Городок был безлюден. Будто все в нем вымерли.
– Почему здесь нет никого? – спросил я Ганса. – Почему, а?
Я не мог прийти в себя от удивления,
– Куда подевались все люди?
Ганс задавил подошвой окурок, вынул новую папиросу. Закашлялся.
– Я думаю, Санька, что отсюда всех эвакуировали, – сказал он наконец. – Эвакуировали,
– Но ведь здесь глубокий тыл? – возразил я.
– Ну… не совсем глубокий.
Он повернулся и зашагал сквозь пустое вокзальное здание туда, к путям, к нашему эшелону,
– Как этот город называется?
Но Ганс уже ушел вперед и, наверное, меня не слышал.
Я догнал его.
– Ты не знаешь, как называется эта станция?
– Нет… Не знаю.
– А почему с вокзала сняли вывеску?
– Что? А-а… Наверное, для военной тайны. Я думаю, для военной тайны.
Он вышагивал по шпалам, глядя вниз, себе под ноги, чтобы не оступиться.
– Видишь ли, Санька, на войне бывают всякие тайны. Военные тайны… Война, Санька, – это сложное дело… Да.
Вот и наш вагон.
И еще я вспомнил другое. Уже недавнее.
Как-то вечером к нам заявился гость.
Бог ты мой, я еще никогда в жизни не видал такого шикарного гостя! Особенно в эту военную пору, когда все обносились до крайности и были одеты одинаково убого.
А на госте был новехонький, с иголочки мундир с отложным воротником, украшенным серебряными нашивками, со множеством пуговиц, карманов, складок. На госте была щегольская скрипучая портупея, на ремне – тугая кобура. На госте была фуражка с высоким околышем и четырехугольной тульей, с орлом, галунами и звездами, а длинный козырек фуражки был окован по краю.
И эту фуражку наш гость так и не снял с головы, хотя уже битый час сидел в комнате. Фасонил своей фуражкой. Своей портупеей. Своими нашивками.

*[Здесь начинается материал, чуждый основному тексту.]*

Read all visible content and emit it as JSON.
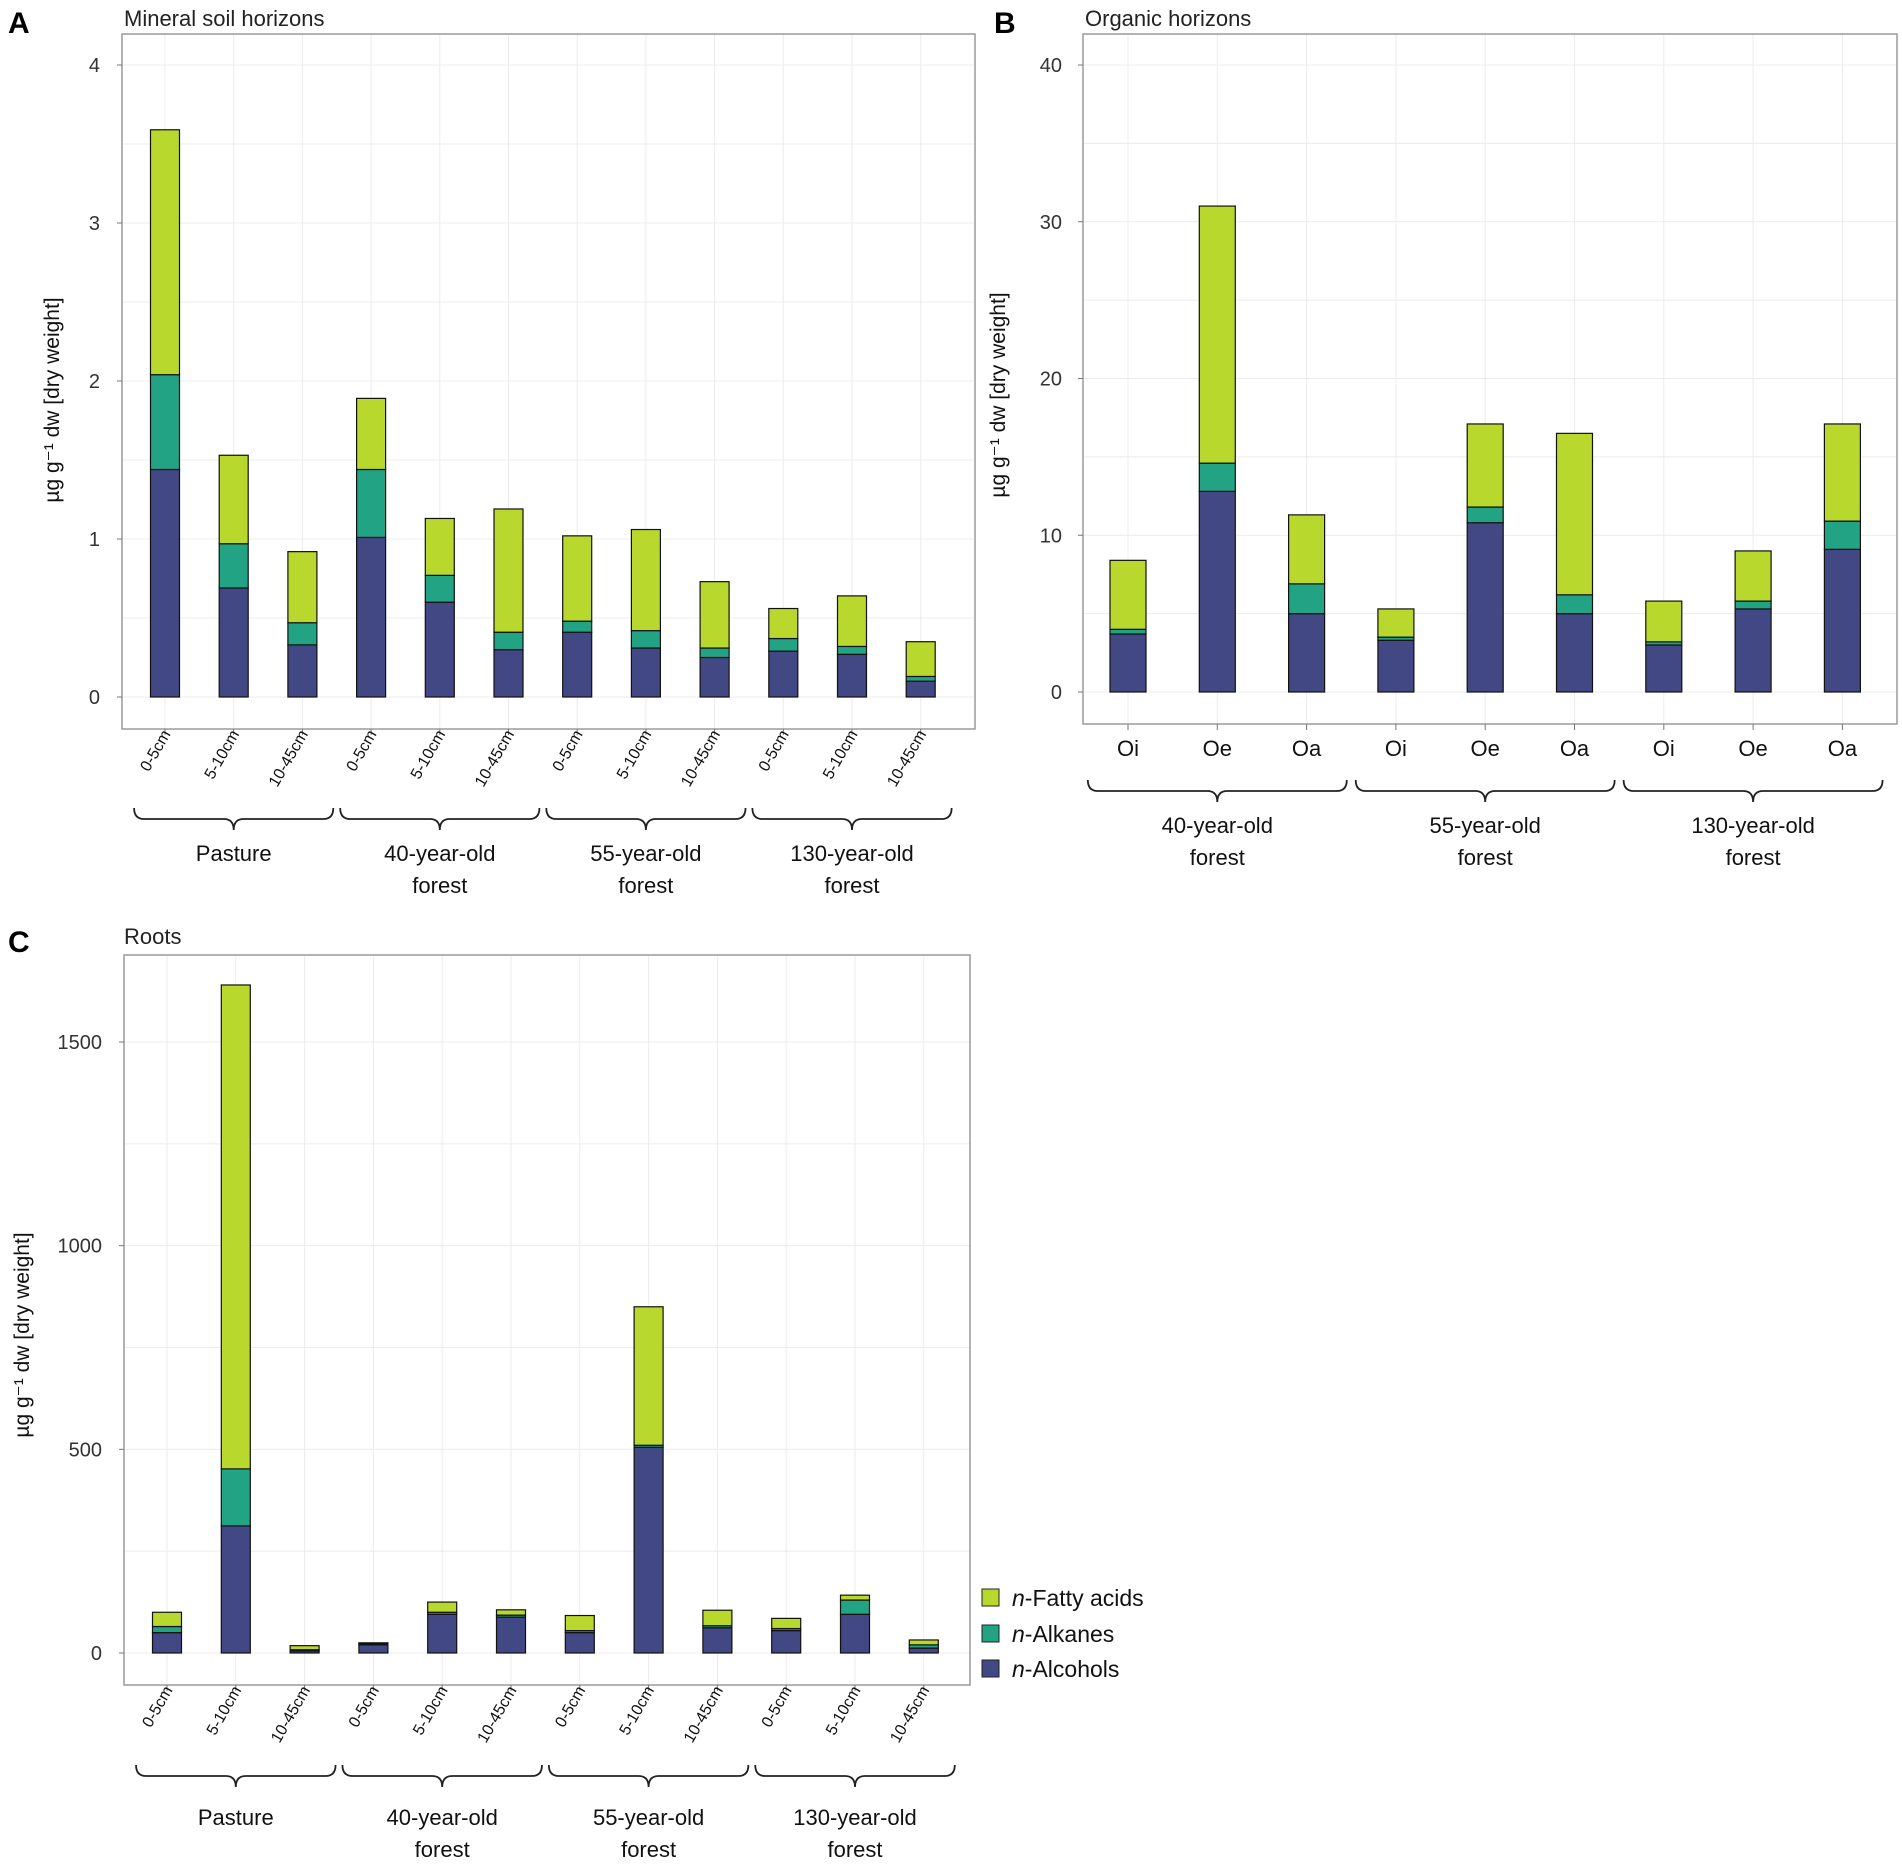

Нашим гостем был Ян Бжевский.
«Поручник Войска Польского!»– как представился он, войдя в дом, приложив к козырьку два пальца и лихо щелкнув каблуками.

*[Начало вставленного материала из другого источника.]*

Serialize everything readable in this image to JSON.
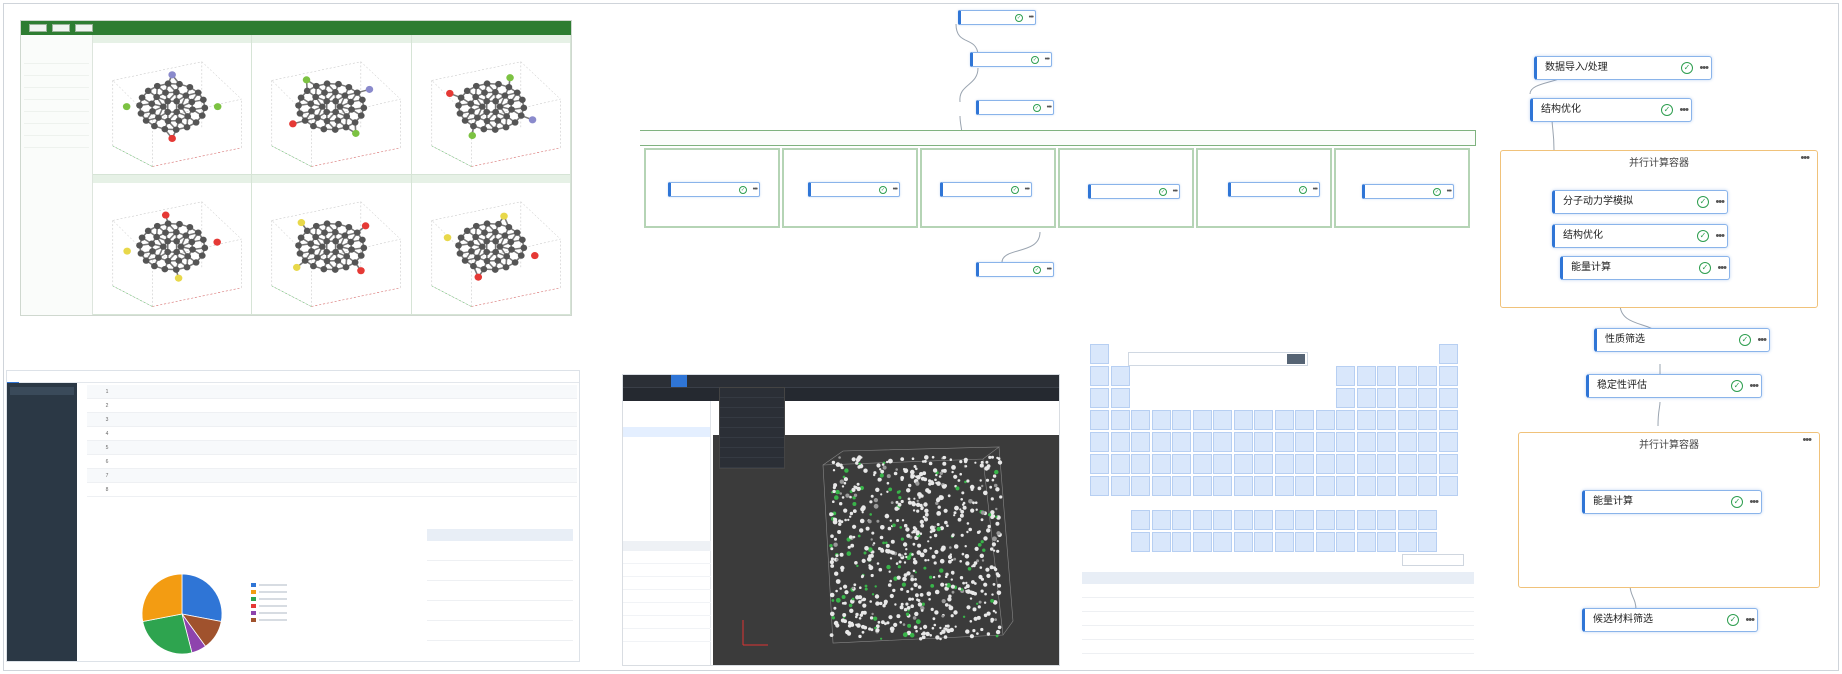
{
  "molecule_viewer": {
    "toolbar": {
      "buttons": [
        "",
        "",
        ""
      ]
    },
    "sidebar": {
      "title": "",
      "items": [
        "",
        "",
        "",
        "",
        "",
        "",
        "",
        ""
      ]
    },
    "cells": [
      "",
      "",
      "",
      "",
      "",
      ""
    ],
    "atom_colors": {
      "carbon": "#555555",
      "fluorine": "#7cc242",
      "oxygen": "#e53935",
      "sulfur": "#e8d84a",
      "hydrogen": "#b0b0b0",
      "nitrogen": "#8a8acc"
    }
  },
  "top_workflow": {
    "top_nodes": [
      "",
      "",
      ""
    ],
    "group_title": "",
    "parallel_nodes": [
      "",
      "",
      "",
      "",
      "",
      ""
    ],
    "bottom_node": ""
  },
  "right_workflow": {
    "node_1": "数据导入/处理",
    "node_2": "结构优化",
    "group_1_title": "并行计算容器",
    "group_1_nodes": [
      "分子动力学模拟",
      "结构优化",
      "能量计算"
    ],
    "node_3": "性质筛选",
    "node_4": "稳定性评估",
    "group_2_title": "并行计算容器",
    "group_2_nodes": [
      "能量计算"
    ],
    "node_5": "候选材料筛选"
  },
  "table_panel": {
    "tabs": [
      "",
      ""
    ],
    "sidebar_button": "",
    "rows": [
      {
        "idx": "1",
        "name": "",
        "val": "",
        "link": ""
      },
      {
        "idx": "2",
        "name": "",
        "val": "",
        "link": ""
      },
      {
        "idx": "3",
        "name": "",
        "val": "",
        "link": ""
      },
      {
        "idx": "4",
        "name": "",
        "val": "",
        "link": ""
      },
      {
        "idx": "5",
        "name": "",
        "val": "",
        "link": ""
      },
      {
        "idx": "6",
        "name": "",
        "val": "",
        "link": ""
      },
      {
        "idx": "7",
        "name": "",
        "val": "",
        "link": ""
      },
      {
        "idx": "8",
        "name": "",
        "val": "",
        "link": ""
      }
    ],
    "summary_headers": [
      "",
      "",
      ""
    ],
    "summary_rows": [
      [
        "",
        "",
        ""
      ],
      [
        "",
        "",
        ""
      ],
      [
        "",
        "",
        ""
      ],
      [
        "",
        "",
        ""
      ],
      [
        "",
        "",
        ""
      ]
    ],
    "pie": {
      "slices": [
        {
          "value": 28,
          "color": "#2f75d6"
        },
        {
          "value": 12,
          "color": "#a0522d"
        },
        {
          "value": 6,
          "color": "#8e44ad"
        },
        {
          "value": 26,
          "color": "#2ea44f"
        },
        {
          "value": 28,
          "color": "#f39c12"
        }
      ]
    },
    "legend_colors": [
      "#2f75d6",
      "#f39c12",
      "#2ea44f",
      "#e53935",
      "#8e44ad",
      "#a0522d"
    ]
  },
  "dark_viewer": {
    "menu": [
      "",
      "",
      "",
      "",
      ""
    ],
    "dropdown_items": [
      "",
      "",
      "",
      "",
      "",
      "",
      "",
      ""
    ],
    "tree": [
      "",
      "",
      ""
    ],
    "props_header": "",
    "props": [
      [
        "",
        ""
      ],
      [
        "",
        ""
      ],
      [
        "",
        ""
      ],
      [
        "",
        ""
      ],
      [
        "",
        ""
      ],
      [
        "",
        ""
      ],
      [
        "",
        ""
      ]
    ]
  },
  "periodic_panel": {
    "title": "",
    "search_placeholder": "",
    "select_button": "",
    "table_label": "",
    "table_headers": [
      "",
      "",
      "",
      "",
      "",
      "",
      "",
      "",
      ""
    ],
    "table_rows": [
      [
        "",
        "",
        "",
        "",
        "",
        "",
        "",
        "",
        ""
      ],
      [
        "",
        "",
        "",
        "",
        "",
        "",
        "",
        "",
        ""
      ],
      [
        "",
        "",
        "",
        "",
        "",
        "",
        "",
        "",
        ""
      ],
      [
        "",
        "",
        "",
        "",
        "",
        "",
        "",
        "",
        ""
      ],
      [
        "",
        "",
        "",
        "",
        "",
        "",
        "",
        "",
        ""
      ]
    ]
  }
}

Чуть ли не все соседи сбежались к нам, чтобы посмотреть на пана поручника. Мама Галя, смущенная донельзя появлением столь высокого и столь великолепного, хотя и давно нам знакомого гостя, сварила второпях какой-то ячменной бурды и почтительно поднесла ему кружку этого пойла. Ему одному.
И он, развалясь на стуле, пил из этой кружки, причмокивал губами и бахвалился как мог:
– Уверяю вас, Панове, что если Ян Бжевский идет воевать, то скоро мы будем в Берлине!.. А по пути мы будем в Варшаве. И я приглашаю вас, панове, на чашечку кофе, к себе, на Аллее Уяздовске. Не знаю, есть ли еще там мой дом, но чашечка кофе будет!.. – Он лукаво подмигнул и рассмеялся.

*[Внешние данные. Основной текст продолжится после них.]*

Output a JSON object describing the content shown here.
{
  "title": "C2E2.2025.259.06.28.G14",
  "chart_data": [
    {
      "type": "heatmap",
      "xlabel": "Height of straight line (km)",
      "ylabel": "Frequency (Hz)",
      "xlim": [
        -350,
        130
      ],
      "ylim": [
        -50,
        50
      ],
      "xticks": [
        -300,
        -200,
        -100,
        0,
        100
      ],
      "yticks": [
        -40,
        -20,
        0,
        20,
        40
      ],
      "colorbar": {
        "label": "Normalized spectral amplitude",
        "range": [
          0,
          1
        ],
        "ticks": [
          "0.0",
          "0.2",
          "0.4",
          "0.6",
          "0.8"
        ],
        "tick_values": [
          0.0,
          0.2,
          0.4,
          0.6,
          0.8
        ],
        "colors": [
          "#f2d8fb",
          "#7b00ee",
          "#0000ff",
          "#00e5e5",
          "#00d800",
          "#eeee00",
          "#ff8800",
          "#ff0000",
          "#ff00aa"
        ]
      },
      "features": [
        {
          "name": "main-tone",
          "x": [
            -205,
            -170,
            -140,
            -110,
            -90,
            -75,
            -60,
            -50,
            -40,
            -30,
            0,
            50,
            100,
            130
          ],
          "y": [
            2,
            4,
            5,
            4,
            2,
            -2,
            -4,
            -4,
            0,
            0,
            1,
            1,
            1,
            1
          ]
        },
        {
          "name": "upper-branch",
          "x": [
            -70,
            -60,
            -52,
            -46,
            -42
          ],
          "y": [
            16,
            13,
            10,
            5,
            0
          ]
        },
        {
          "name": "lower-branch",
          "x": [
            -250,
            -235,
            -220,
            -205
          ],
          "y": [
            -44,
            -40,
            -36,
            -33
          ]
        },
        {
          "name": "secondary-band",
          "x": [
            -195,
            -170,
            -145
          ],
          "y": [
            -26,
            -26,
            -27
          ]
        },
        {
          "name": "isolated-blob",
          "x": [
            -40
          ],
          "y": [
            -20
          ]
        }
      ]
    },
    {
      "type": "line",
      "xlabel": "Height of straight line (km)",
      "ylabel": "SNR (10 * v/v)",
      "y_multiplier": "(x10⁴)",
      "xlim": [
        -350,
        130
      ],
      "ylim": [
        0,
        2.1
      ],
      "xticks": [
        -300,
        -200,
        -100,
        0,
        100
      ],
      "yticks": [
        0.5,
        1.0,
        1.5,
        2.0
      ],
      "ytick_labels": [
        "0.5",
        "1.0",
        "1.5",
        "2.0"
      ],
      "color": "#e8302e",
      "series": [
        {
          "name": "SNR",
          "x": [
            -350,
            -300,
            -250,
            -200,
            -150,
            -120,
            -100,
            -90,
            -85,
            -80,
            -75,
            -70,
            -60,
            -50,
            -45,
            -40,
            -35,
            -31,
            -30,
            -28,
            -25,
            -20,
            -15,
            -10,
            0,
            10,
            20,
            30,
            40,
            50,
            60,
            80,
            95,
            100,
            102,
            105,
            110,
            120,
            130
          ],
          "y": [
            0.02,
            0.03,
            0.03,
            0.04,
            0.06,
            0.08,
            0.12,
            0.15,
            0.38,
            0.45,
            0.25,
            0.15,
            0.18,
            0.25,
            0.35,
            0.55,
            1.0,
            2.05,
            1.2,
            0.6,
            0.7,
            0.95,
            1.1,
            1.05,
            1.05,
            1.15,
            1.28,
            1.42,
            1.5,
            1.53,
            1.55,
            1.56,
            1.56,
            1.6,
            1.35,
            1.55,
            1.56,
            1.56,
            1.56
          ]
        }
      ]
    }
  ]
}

Все, кто слушал сейчас Яна Бжевского, охотно прощали ему его бахвальство, понимая, что он шутит.
Понимая, что он не шутит. Что он будет в Варшаве.
Фронт двигался на запад.
В сводках Информбюро, которые читал по радио Левитан, перечислялись названия отбитых у врага населенных пунктов: Каменка, Звереве, Старый Оскол, Острогожск… Прежде я не слыхал в оперативных сводках названий этих населенных пунктов – когда их сдавали, когда фронт отодвигался на восток. Тогда были другие вести, оглушающие, как обухом по голове: оставлен Киев, сдан Харьков, пал Ростов-на-Дону… Конечно же вместе с этими громкими и славными городами легли под пяту оккупации и малые города, и поселки, и села. Но о них не говорилось в сводках. Все было ясно и так: Киев, Харьков, Ростов…
Но вот фронт рванулся на запад. И в сводках зазвучали названия городов и сел, остававшихся неизвестными мне дотоле. Это было какое-то новое, подробное и радостное узнавание родной земли: каждая ее пядь, отвоеванная кровью, теперь заявляла о себе, называла свое имя, и эти имена населенных пунктов, где ты сроду не был и, наверное, побывать не успеешь, врезались в память навек: Белая Глина, Зимовники, Дивное, Красный Маныч…
А Ростов, Харьков, Киев были еще впереди.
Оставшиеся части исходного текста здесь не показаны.